Eran tiempos marcados por Buscando un amor (2003), un disco que por peso específico y ambición se transformó en la cabeza de playa para relanzar su carrera. Pero no puedo ser. Aquella madrugada de febrero en la ruta 5, su moto, el pavimento y un auto le pusieron fin a sus aventuras. Ese mismo día se abrió un agujero enorme en los corazones de los fans y de una escena que nunca encontrará a nadie igual. Pero su legado sigue vivo, al alcance de cualquier púa, play, clic o el soporte musical que les siga.
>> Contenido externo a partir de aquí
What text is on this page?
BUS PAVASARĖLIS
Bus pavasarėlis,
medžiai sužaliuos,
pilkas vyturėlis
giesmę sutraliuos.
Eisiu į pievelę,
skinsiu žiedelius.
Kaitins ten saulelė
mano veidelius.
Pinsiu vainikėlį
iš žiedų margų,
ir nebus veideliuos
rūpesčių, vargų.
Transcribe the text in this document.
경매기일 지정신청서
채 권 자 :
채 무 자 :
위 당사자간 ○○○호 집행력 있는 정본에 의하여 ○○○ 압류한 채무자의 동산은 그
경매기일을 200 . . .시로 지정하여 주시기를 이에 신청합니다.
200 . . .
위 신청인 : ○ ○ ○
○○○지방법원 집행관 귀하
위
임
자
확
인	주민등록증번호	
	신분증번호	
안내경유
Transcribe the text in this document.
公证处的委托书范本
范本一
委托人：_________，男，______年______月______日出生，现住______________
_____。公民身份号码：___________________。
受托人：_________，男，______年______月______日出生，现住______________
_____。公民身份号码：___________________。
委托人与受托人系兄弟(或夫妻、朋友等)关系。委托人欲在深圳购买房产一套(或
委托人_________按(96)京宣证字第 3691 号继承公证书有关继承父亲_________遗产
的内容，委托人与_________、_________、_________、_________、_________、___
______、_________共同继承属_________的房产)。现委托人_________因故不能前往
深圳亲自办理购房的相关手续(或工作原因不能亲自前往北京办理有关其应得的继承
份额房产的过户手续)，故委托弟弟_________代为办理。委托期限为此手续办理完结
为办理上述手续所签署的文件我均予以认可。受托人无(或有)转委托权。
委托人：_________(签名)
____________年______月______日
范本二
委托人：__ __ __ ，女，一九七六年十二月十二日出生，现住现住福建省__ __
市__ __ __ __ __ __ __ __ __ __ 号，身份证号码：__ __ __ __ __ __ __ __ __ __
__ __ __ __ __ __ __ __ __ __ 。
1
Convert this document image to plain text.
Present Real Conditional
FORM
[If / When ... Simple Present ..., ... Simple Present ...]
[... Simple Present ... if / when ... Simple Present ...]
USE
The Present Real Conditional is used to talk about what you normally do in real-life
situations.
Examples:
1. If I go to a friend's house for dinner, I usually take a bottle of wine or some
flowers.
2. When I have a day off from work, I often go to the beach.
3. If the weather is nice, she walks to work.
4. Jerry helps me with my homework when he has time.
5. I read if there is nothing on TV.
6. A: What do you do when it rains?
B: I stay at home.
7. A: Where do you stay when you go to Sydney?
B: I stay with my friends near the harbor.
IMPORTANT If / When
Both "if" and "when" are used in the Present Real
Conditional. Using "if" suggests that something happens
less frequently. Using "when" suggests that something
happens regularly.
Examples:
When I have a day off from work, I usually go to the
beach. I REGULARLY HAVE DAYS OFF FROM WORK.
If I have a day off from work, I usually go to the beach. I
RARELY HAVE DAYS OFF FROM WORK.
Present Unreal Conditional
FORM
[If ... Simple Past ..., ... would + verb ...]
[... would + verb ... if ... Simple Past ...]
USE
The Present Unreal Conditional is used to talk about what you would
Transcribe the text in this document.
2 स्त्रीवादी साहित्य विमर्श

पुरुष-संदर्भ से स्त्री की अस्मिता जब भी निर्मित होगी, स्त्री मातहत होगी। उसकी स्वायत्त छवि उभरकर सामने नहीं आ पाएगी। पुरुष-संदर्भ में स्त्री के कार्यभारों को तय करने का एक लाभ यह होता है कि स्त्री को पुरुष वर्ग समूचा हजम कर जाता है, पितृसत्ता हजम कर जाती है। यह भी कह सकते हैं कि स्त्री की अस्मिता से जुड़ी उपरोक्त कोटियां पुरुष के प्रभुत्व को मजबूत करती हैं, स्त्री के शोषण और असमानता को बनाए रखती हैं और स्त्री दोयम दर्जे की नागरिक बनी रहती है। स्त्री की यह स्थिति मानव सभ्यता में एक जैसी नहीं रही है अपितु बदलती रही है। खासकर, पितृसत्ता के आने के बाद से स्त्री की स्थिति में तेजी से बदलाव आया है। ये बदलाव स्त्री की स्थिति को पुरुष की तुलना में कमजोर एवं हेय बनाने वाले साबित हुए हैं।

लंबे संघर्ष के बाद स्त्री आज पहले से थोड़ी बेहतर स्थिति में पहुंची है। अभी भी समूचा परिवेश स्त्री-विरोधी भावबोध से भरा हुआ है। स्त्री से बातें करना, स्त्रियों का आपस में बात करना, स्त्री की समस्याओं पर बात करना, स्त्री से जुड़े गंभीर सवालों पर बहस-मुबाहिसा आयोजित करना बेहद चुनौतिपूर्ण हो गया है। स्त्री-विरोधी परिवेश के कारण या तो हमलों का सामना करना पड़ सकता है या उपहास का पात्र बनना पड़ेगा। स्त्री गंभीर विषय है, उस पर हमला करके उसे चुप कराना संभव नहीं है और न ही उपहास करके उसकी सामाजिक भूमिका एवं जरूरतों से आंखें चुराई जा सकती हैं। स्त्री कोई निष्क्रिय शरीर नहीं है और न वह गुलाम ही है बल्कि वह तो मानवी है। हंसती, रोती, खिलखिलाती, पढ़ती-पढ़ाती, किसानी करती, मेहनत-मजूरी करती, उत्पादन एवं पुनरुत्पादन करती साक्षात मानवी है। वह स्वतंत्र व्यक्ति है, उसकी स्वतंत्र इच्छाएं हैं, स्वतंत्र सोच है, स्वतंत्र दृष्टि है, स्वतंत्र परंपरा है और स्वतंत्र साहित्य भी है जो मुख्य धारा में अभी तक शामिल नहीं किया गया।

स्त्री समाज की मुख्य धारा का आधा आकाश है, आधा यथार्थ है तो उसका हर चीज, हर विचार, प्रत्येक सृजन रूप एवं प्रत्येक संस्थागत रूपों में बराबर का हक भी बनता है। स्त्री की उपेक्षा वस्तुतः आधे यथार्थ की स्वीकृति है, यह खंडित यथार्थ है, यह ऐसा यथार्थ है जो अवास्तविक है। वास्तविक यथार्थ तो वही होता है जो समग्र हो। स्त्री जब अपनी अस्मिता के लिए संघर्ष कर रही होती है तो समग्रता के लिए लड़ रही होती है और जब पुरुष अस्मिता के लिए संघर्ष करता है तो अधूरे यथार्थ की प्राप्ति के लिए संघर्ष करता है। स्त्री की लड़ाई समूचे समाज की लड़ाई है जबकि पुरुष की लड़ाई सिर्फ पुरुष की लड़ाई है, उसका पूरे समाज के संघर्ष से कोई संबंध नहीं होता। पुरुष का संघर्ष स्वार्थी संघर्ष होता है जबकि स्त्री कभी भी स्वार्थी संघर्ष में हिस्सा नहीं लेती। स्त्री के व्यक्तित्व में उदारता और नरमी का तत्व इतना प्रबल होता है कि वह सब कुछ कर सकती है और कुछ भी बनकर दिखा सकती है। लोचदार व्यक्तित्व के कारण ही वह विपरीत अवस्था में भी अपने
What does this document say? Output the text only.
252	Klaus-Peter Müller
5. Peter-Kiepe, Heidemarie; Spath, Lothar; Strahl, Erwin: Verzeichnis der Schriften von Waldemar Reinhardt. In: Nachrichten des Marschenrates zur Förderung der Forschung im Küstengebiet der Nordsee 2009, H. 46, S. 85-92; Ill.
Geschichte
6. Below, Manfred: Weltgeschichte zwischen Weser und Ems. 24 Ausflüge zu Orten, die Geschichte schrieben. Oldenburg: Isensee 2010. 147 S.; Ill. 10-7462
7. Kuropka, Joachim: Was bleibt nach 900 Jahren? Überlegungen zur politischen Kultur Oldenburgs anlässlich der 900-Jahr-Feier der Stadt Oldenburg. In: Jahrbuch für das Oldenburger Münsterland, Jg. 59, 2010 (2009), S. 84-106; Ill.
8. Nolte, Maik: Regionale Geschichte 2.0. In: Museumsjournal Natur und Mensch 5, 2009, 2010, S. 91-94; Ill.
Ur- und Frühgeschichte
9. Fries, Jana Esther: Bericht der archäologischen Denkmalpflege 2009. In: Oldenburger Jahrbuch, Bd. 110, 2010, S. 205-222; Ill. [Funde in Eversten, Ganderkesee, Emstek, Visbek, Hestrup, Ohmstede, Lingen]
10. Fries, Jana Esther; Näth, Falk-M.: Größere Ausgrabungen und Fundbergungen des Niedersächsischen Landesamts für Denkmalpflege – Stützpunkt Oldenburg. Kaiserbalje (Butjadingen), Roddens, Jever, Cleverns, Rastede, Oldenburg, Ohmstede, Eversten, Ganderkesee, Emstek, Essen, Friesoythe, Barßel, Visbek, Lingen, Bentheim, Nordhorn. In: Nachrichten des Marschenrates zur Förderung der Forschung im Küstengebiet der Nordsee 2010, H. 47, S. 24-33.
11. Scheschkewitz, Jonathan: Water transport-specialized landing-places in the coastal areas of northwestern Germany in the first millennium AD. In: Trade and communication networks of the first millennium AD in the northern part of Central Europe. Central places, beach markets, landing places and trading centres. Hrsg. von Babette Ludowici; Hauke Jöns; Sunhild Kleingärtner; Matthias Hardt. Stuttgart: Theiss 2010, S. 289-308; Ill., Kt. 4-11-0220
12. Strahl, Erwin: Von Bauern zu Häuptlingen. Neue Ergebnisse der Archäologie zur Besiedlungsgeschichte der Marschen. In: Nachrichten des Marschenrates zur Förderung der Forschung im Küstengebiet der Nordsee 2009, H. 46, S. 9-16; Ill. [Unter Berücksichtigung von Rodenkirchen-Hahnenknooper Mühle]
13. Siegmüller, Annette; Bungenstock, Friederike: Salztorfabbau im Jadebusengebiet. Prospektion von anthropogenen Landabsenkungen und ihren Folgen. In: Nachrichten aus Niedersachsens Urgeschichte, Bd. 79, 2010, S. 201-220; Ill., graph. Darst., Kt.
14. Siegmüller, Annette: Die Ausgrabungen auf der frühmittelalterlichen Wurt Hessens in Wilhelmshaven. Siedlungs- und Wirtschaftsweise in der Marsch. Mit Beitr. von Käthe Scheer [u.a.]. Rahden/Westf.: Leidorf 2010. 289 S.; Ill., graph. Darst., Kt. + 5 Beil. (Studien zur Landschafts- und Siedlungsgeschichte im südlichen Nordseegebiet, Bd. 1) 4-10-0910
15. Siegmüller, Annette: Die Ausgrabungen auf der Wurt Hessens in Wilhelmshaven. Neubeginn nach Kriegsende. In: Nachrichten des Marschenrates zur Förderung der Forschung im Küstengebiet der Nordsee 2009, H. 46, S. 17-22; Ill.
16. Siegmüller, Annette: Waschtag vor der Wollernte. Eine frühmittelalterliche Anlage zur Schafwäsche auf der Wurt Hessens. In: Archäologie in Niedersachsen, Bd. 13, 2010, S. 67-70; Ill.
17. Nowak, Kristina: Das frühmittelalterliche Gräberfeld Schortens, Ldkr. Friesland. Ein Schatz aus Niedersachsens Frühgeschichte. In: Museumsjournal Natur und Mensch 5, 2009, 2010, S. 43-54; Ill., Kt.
La carrera de Pappo fue intensa, sinuosa e irregular. Con marchas y contramarchas, cambios de formaciones y proyectos. Declaraciones destempladas, algún destrato hacia su propia obra, y una relación con la industria que muchas veces le jugó en contra. Lo que el Carpo jamás cambió fue su idiosincrasia. Su pasión por el blues, el rock y el heavy metal –que en más de un sentido son parte de lo mismo– se mantuvo inalterable. Nunca apostó a las modas.
Pappo era una persona simple. No tenía formación académica ni le gustaban las impostaciones. Pero tenía una gran curiosidad y compromiso para hacer realidad lo que estaba buscando. Abrazó el blues y el rock casi la primera vez que los escuchó. Cultivaba el arte de conseguir vinilos vía amigos y/o azafatas y así comenzó a seguir cada detalle de B.B. King, Muddy Waters, Albert Lee, Jimi Hendrix, Peter Green y Tony Iommi, entre otros. Los estudió y comprendió como pocos. Esa voracidad y capacidad de asimilación hizo que se ganara diversos lugares en la inquieta escena local de fines los años '60.